Au boulot, donc. Afin d’établir leur classement, les aficionados s’apprêtent à voter dans les mêmes conditions que celles proposées par le show. Les règles sont d’ailleurs rappelées par Ethan, l’animateur de la journée : il faudra d’abord disséquer les 33 morceaux des deux demi-finales, selon le même ordre de passage que celui des deux émissions des 19 et 21 mai prochains. Après avoir visionné tous ces clips, des points seront attribués à l’image de ce qui se fait chaque année lors de l’Eurovision, pour retenir 20 titres qui viendront se greffer à la finale de l’après-midi. Ces vingt-là rejoindront alors les représentants du «Big 5» (France, Italie, Royaume-Uni, Allemagne et Espagne), sélectionnés d’office, ainsi que l’Autriche – vainqueur de l’an passé et organisateur de la joute musicale à Vienne cette année – et l’Australie, invitée exceptionnellement à prendre part à la fête (lire: Eurovision: Pourquoi l’Australie participera à l’édition 2015).

LES PASSIONNÉ.E.S SONT DISSIPÉ.E.S
L’ambiance, elle, n’est pas très studieuse. Les passionné.e.s sont dissipé.e.s ! À chaque apparition de nouveaux ou nouvelles interprètes, ça commente à tout va. Avec bienveillance, parfois. Mais le plus souvent, avec amusement et excès. «Nul à chier», entend-on parfois.

Pour la chanson russe, ça hue à tout-va. À l’inverse, le jeune Belge Loïc Nottet semble remporter de nombreux suffrages…

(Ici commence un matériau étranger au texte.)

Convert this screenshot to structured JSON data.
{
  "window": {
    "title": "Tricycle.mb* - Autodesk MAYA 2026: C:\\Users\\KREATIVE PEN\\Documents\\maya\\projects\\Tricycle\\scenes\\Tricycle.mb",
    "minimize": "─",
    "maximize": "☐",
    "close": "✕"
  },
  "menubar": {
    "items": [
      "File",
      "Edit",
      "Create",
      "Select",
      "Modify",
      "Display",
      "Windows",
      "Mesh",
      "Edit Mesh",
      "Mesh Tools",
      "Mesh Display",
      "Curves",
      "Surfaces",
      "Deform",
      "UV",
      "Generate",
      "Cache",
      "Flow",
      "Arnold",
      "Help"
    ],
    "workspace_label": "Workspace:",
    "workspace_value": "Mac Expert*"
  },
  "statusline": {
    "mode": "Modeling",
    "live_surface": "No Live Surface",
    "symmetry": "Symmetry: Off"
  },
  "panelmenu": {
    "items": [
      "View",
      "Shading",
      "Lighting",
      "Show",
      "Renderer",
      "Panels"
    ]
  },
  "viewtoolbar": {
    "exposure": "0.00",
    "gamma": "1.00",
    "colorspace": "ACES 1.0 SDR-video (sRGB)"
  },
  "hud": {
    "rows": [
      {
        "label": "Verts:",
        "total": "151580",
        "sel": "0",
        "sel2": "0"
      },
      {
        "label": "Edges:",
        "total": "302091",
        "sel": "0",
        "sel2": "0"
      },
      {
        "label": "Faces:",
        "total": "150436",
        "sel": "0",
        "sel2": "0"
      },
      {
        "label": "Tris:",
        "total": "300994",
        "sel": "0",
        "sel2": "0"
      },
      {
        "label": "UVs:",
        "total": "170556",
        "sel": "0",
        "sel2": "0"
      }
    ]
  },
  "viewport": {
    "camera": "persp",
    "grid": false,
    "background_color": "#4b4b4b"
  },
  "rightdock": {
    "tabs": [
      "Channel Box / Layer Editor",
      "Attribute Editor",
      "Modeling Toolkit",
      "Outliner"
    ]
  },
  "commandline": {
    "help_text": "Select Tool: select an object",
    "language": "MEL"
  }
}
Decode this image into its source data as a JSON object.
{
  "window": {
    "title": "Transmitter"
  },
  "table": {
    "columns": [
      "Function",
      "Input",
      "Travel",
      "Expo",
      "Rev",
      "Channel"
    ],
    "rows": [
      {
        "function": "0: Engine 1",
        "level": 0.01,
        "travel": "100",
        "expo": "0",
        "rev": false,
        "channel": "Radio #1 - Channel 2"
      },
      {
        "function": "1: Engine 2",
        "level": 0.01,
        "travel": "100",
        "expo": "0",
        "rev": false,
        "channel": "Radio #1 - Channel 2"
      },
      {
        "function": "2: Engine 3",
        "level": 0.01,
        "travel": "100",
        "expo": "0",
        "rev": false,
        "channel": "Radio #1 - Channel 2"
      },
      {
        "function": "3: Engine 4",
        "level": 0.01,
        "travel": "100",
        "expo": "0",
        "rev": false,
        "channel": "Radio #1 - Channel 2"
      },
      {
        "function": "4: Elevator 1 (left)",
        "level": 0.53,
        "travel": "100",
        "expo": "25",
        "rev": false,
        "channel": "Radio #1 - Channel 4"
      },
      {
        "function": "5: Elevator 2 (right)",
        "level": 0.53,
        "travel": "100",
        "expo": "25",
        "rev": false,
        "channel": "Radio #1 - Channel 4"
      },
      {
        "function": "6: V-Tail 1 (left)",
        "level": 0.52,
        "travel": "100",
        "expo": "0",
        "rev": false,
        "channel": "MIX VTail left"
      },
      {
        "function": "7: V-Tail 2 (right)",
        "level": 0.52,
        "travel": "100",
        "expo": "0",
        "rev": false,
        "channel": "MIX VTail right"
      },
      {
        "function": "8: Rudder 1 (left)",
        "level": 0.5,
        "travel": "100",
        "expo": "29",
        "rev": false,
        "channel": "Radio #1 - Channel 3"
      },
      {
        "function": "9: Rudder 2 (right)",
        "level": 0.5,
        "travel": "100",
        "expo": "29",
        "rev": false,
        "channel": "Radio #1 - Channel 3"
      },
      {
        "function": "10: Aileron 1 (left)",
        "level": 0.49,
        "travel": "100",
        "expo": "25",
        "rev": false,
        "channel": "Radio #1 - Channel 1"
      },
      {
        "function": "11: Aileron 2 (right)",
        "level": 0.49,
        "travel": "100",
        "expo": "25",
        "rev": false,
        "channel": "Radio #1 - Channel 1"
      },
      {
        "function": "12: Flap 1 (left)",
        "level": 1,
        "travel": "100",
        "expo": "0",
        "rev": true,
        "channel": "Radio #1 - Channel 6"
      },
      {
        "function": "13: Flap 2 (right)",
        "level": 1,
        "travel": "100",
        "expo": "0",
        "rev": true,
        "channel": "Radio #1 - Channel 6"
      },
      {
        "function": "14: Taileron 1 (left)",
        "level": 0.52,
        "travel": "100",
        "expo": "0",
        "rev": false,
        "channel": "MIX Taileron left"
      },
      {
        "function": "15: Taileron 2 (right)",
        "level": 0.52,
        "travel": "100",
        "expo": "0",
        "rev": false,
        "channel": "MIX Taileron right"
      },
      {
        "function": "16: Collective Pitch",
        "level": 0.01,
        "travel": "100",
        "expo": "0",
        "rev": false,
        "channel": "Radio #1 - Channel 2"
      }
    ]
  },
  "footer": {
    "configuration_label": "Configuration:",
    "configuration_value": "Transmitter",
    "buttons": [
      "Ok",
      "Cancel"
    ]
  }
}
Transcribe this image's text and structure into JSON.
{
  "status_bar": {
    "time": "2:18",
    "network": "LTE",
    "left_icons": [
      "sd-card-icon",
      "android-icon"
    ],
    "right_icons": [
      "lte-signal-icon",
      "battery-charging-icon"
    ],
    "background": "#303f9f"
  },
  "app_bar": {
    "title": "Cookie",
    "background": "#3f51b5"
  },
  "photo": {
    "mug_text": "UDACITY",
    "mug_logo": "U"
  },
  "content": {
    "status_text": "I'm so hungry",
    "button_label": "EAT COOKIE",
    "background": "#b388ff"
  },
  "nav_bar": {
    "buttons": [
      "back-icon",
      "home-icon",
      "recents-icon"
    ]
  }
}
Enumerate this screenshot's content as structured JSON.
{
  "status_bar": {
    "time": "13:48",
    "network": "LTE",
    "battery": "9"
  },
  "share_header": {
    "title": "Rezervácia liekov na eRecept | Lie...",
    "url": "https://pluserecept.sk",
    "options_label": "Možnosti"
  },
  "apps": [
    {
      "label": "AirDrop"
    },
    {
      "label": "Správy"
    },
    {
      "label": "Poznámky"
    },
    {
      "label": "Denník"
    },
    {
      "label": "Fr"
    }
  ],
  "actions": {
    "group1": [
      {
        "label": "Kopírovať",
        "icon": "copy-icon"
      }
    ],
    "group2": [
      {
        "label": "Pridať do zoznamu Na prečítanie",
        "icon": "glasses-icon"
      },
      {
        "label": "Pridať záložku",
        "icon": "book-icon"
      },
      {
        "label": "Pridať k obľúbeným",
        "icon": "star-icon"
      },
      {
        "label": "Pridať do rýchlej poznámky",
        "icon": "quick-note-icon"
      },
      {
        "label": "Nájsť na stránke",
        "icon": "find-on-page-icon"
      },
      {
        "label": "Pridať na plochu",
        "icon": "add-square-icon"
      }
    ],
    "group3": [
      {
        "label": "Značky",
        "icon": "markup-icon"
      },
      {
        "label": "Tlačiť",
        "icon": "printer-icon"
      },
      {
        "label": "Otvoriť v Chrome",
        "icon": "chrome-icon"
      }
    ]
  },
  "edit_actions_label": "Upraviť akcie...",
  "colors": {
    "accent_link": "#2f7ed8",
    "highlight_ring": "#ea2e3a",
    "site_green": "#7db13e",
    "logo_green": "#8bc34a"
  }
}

Mais tous ont déjà sur les lèvres les paroles des chansons. Impressionnant. «Cette journée des previews rassemble tous les âges et tous les publics», souligne Fabrice, membre depuis pas mal d’années. «On a tendance à s’imaginer que les fans de l’Eurovision sont exclusivement des garçons. Mais il y a de plus en plus de filles. Et de plus en plus de couples, aussi», s’amuse-t-il.

UN PUBLIC HÉTÉROCLITE
Et c’est vrai que le public est plutôt hétéroclite. Dans l’assistance, Hervé et Alain, originaires du Nord, expliquent que, s’ils sont de retour pour la seconde fois, c’est parce que ça les «amuse de voter». «Mais ça nous permet également de rencontrer les autres». Margaux, qui n’est autre que l’actuelle Miss Ile-de-France, fait partie également de ce grand ramdam. «L’ambiance est très sympa», sourit-elle. «J’adore découvrir toutes les vidéos. J’ai toujours regardé le concours, mais c’est vrai que j’y suis plus attachée depuis quelque temps. Je ne comprends pas qu’on puisse le qualifier de ringard. C’est le show le plus regardé en Europe !» Jean-Louis, journaliste pour le magazine Platine, est de la partie. «Pour le boulot, mais en tant que fan, aussi», précise-t-il. S’il n’est pas surpris par la fidélité des connaisseurs à ce type de rendez-vous, en revanche, il pointe du doigt le peu d’importance qu’on confère au concours en France. «On ne diffuse qu’une demi-finale sur les deux», soupire-t-il. «Quant au show spécial des 60 ans qui sera diffusé le 20 mai, il est proposé vers minuit !» Tout en regrettant au passage que les artistes ne chantent plus dans leur langue d’origine: «Ce n’est plus l’Eurovision, mais l’Anglovision !», déplore-t-il.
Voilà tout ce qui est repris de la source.